…Сегодня неизвестный, назвавшийся «чеченским патриотом», сообщил, что здание Уфимского телецентра заминировано. Из здания срочно были эвакуированы сотрудники телевидения и обслуживающий персонал. Прибывшие специалисты и сотрудники службы безопасности в течение нескольких часов искали взрывное устройство. К счастью, оно так и не было найдено. Звонок оказался ложным.
Из передачи ОРТ
Для КамАЗа, на котором приехал Саламбек со своими подельниками, нужны были местные номера, и Феликс Дерикот взялся это устроить. Саламбек сам попросил его об этом — мол, домой, в Чечню, они с приятелями не рвутся, там война, поживут здесь, в России. Особо обременять Придонск своим присутствием они не собираются — коммерция заставляет не сидеть на месте, двигаться, искать товар и покупателей. А двигаться лучше всего на своем грузовике…
Долго объяснять прописные истины Дерикоту не нужно было, конечно, удобнее ездить на машине с номерами Придонской области — ГАИ будет меньше цепляться, да и вообще грузовик не станет бросаться в глаза. К тому же КамАЗ был собственностью одного из боевиков Саламбека — Рустама. Хозяин, что называется, присутствовал, жил тут же, в городе, и особых проблем с перерегистрацией не возникло. Рустама прописали у земляка-чеченца, во дворе которого стоял КамАЗ, и все остальные проблемы решились в один день.
…В начале мая в Придонск прибыли из Чечни еще четыре боевика. «Беженцы», «мирные жители, не согласные с режимом Дудаева», — так они объясняли свое решение уехать в Россию всем представителям власти и милицейским патрулям. Боевики — крепкие мужчины — появились в городе не все сразу, а приехали поодиночке, кто как сумел; адрес, где жил Саламбек, узнавали тоже самостоятельно, побывав на рынке. В подчинении Саламбека были теперь десять человек, целое отделение хорошо обученных и обстрелянных людей, которым предстояло жить здесь в ожидании определенной команды из штаба Дудаева. Размещаться им всем на втором этаже дома Анны Никитичны было рискованно — слишком заметно, и потому вновь прибывшие уже на другой день купили халупу в селе Боровское — двадцать минут от города на электричке.

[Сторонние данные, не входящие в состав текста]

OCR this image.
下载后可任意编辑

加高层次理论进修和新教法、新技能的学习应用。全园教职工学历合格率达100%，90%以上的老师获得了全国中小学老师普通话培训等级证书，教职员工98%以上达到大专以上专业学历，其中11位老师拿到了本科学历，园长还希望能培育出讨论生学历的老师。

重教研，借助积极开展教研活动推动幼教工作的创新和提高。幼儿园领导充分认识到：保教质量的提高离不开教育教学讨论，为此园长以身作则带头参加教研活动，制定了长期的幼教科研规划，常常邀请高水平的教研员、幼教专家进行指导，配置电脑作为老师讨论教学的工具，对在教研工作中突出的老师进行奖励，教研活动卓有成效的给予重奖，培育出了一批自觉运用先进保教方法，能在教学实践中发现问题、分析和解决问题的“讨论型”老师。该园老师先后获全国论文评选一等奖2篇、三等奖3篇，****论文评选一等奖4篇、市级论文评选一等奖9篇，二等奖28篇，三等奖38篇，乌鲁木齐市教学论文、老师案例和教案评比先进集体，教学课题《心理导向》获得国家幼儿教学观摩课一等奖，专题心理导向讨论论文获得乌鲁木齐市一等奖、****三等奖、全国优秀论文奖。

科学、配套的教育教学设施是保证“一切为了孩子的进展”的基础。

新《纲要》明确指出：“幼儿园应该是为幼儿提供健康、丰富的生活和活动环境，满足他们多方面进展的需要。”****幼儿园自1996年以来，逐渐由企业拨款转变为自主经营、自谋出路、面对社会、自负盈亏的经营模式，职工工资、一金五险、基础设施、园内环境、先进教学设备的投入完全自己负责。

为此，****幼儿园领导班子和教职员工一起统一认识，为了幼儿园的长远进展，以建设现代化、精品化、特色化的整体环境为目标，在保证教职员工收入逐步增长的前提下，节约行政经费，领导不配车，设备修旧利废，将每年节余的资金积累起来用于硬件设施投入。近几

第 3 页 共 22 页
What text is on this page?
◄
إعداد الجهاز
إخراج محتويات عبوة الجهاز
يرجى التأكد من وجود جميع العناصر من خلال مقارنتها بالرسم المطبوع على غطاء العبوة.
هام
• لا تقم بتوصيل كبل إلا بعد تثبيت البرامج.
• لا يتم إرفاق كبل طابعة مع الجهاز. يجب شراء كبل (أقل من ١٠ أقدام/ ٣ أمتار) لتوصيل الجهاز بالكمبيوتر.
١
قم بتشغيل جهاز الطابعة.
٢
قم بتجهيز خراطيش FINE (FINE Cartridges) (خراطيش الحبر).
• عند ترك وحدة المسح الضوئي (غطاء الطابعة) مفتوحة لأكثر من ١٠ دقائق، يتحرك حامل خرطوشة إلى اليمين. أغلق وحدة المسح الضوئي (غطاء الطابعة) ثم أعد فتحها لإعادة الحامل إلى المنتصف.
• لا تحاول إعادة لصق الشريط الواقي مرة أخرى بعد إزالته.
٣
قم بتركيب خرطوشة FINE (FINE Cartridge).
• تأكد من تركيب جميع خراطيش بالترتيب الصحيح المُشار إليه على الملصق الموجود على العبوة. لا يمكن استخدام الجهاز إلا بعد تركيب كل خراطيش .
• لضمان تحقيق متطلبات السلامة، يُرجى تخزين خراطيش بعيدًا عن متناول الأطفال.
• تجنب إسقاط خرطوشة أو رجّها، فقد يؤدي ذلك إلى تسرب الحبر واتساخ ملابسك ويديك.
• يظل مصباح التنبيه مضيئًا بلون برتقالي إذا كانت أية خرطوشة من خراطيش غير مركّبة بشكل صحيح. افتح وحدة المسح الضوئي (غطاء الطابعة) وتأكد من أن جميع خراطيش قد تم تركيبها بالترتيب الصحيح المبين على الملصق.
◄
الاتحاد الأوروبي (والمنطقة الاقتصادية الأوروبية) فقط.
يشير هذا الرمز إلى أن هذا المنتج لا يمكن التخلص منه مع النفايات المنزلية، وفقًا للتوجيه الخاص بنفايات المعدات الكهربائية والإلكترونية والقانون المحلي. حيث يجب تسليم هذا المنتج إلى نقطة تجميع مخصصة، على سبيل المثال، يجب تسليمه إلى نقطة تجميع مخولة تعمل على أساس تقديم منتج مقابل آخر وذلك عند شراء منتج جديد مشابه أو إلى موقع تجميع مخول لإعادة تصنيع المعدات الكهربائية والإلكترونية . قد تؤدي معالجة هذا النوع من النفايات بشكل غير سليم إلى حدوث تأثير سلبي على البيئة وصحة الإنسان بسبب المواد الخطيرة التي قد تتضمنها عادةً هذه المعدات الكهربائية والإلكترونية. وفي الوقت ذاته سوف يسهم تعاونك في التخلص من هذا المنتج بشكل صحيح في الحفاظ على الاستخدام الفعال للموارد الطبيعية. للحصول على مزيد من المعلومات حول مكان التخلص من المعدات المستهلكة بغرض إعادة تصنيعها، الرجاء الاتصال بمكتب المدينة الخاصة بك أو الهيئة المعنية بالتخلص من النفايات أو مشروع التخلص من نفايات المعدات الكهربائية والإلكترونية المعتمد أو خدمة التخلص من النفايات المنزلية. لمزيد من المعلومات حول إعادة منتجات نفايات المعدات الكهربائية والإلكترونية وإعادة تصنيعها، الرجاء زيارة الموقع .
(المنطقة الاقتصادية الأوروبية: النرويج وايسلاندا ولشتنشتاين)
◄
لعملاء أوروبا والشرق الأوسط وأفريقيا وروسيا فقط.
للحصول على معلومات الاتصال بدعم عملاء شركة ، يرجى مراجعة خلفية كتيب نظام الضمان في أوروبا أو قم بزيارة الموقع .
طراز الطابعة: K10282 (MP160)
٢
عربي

Об этих четырех Дерикот не знал, как не знал он ничего и о еще трех «грузчиках», которые приехали с Саламбеком в КамАЗе месяц назад. Он по-прежнему думал, что имеет дело лишь с тремя давними своими партнерами по торговле оружием — с людьми надежными, умеющими держать язык за зубами. А что эти люди могут иметь и свой собственный интерес в его родном Придонске, что у них может быть задание, ему это и в голову не приходило.
Однажды Феликс все же побывал в доме Анны Никитичны, на втором этаже, где застал практически всю «чеченскую диаспору» в сборе. Он несколько удивился, что кавказцев здесь так много и, как ему показалось, чувствуют они себя у гостеприимной хозяйки как дома. Да так оно и было.
Саламбек сказал Дерикоту, что это «земляки, которые заехали проведать», волноваться Феликсу нет причин — люди хорошие, «простые мирные жители», уехали из Чечни по доброй воле, война всем им надоела до чертиков, и надо уже прибиваться к какому-то мирному берегу. Судя по всему, Дудаев войну проиграл.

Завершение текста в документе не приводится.